Technical Visit Report: RSSL, Whiteknights University Campus, Reading

Mark Wolfe reports on the South-Eastern Branch visit to RSSL in Reading

There were 16 attendees to this very interesting and informative technical visit. We were met by Mark Wilson, RSSL’s Senior Group Manager – Sales, who gave an overview presentation of the work of RSSL in the food sector, as RSSL also cover pharmaceuticals. RSSL is owned by Mondelez and has 350 staff in different countries. It offers specialist techniques rather than routine analyses and is ISO 17025 accredited. It has services in the following areas:

  1. Development kitchen for new products, reformulation e.g. reducing saturated fats, and optimising flavours or reducing off-flavours.
  2. Pilot scale facilities to bulk up production of developed prototypes.
  3. Determination of product shelf-life.
  4. Specialist lipid testing e.g. fatty acid profiles, stability and quality of lipid ingredients.
  5. Flavour and off-flavour analysis.
  6. Packaging testing for permeability of gases and migration of packaging chemicals.
  7. Novel foods offering complete analysis and safety determination.
  8. Microstructure testing using Xray and CT scanning.

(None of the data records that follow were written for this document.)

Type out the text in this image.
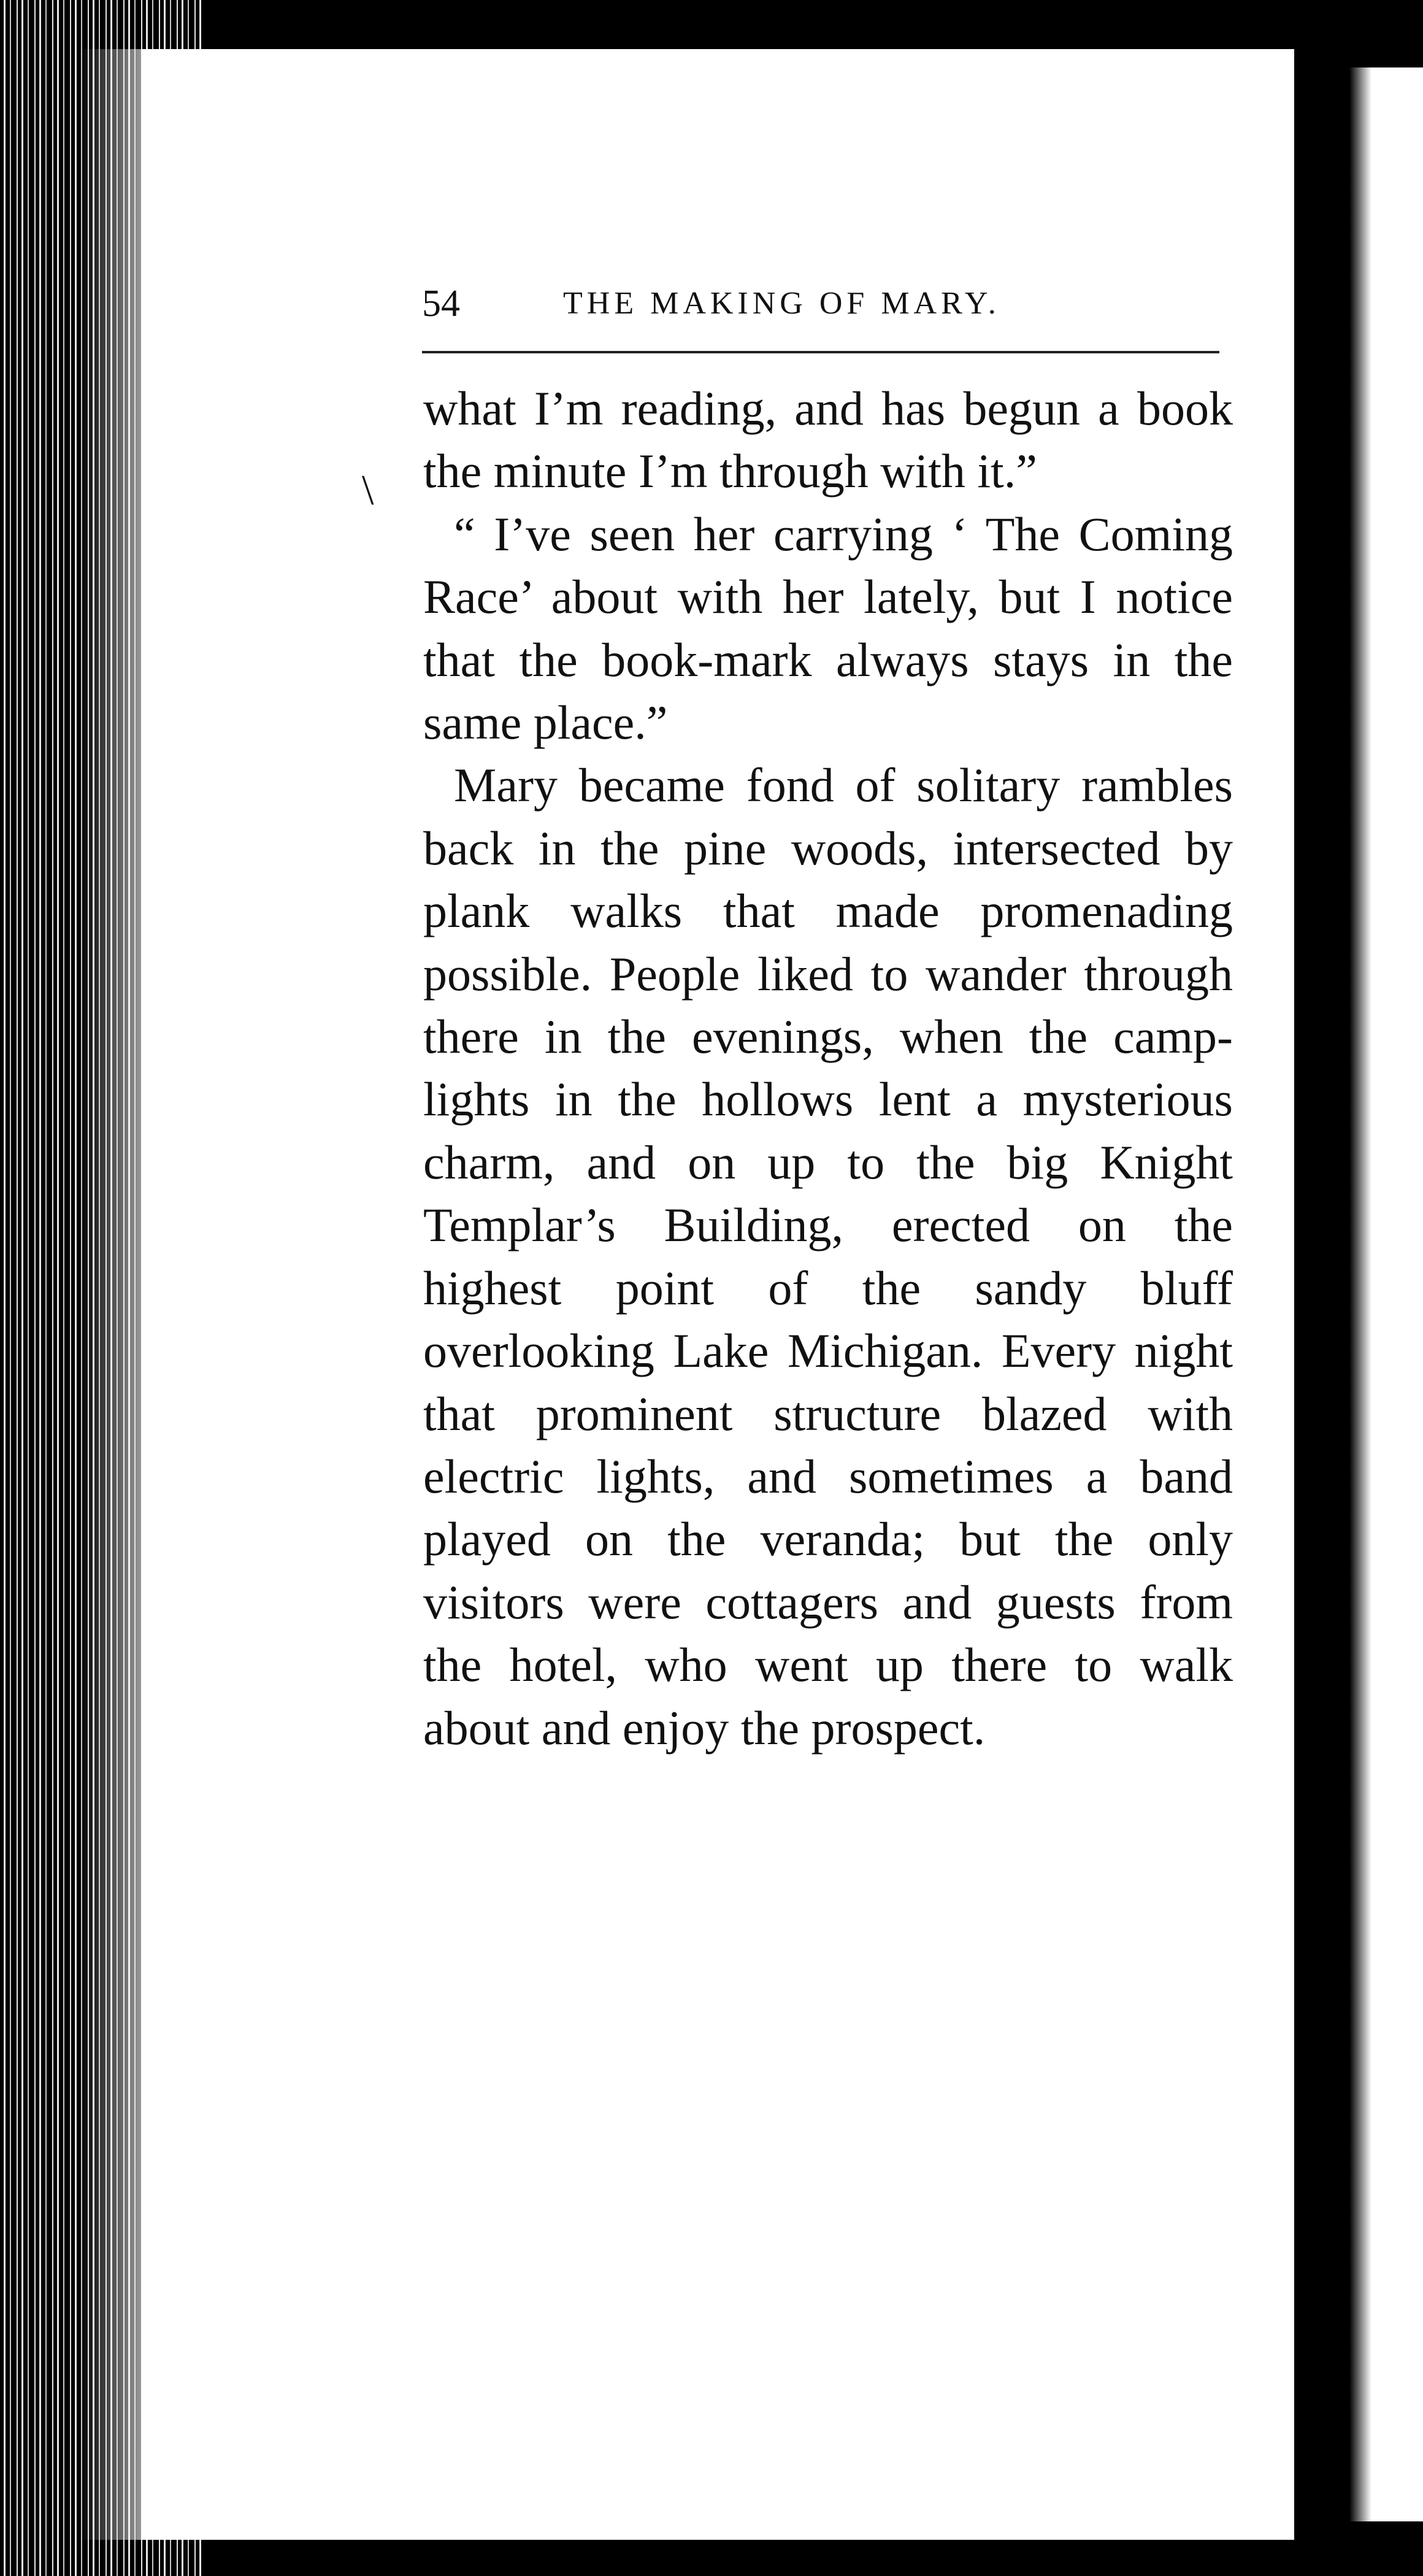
54	THE MAKING OF MARY.
\

what I’m reading, and has begun a book the minute I’m through with it.”

“ I’ve seen her carrying ‘ The Coming Race’ about with her lately, but I notice that the book-mark always stays in the same place.”

Mary became fond of solitary rambles back in the pine woods, intersected by plank walks that made promenading possible. People liked to wander through there in the evenings, when the camp-lights in the hollows lent a mysterious charm, and on up to the big Knight Templar’s Building, erected on the highest point of the sandy bluff overlooking Lake Michigan. Every night that prominent structure blazed with electric lights, and sometimes a band played on the veranda; but the only visitors were cottagers and guests from the hotel, who went up there to walk about and enjoy the prospect.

Mark then handed over to Nia Willis, who gave a comprehensive presentation on RSSL’s complete allergen testing, which covers techniques such as WGS (whole genome sequencing) and NGS (next generation sequencing) and investigation into false negative or false positive results.

We were then split into two groups to visit some of the RSSL's impressive analytical capabilities. These included the instrument suites used for testing for food additives, flavours, taints and off-notes.  The tour of laboratories that investigate foreign bodies in foods included an interesting discussion on identifying the source of glass fragments and a tantalising glimpse of a live family of ticks under the electron microscope. The microstructure testing laboratory used scanning equipment that was able to visualise the distribution of ingredients in cooked products such as biscuits and measure the amount of filling in filled chocolates, all without removing the packaging. It was also able to show how even layers are in products such as filled biscuits. All of these results are then sent back to the product manufacturer so that adjustments can be made to the production equipment if necessary.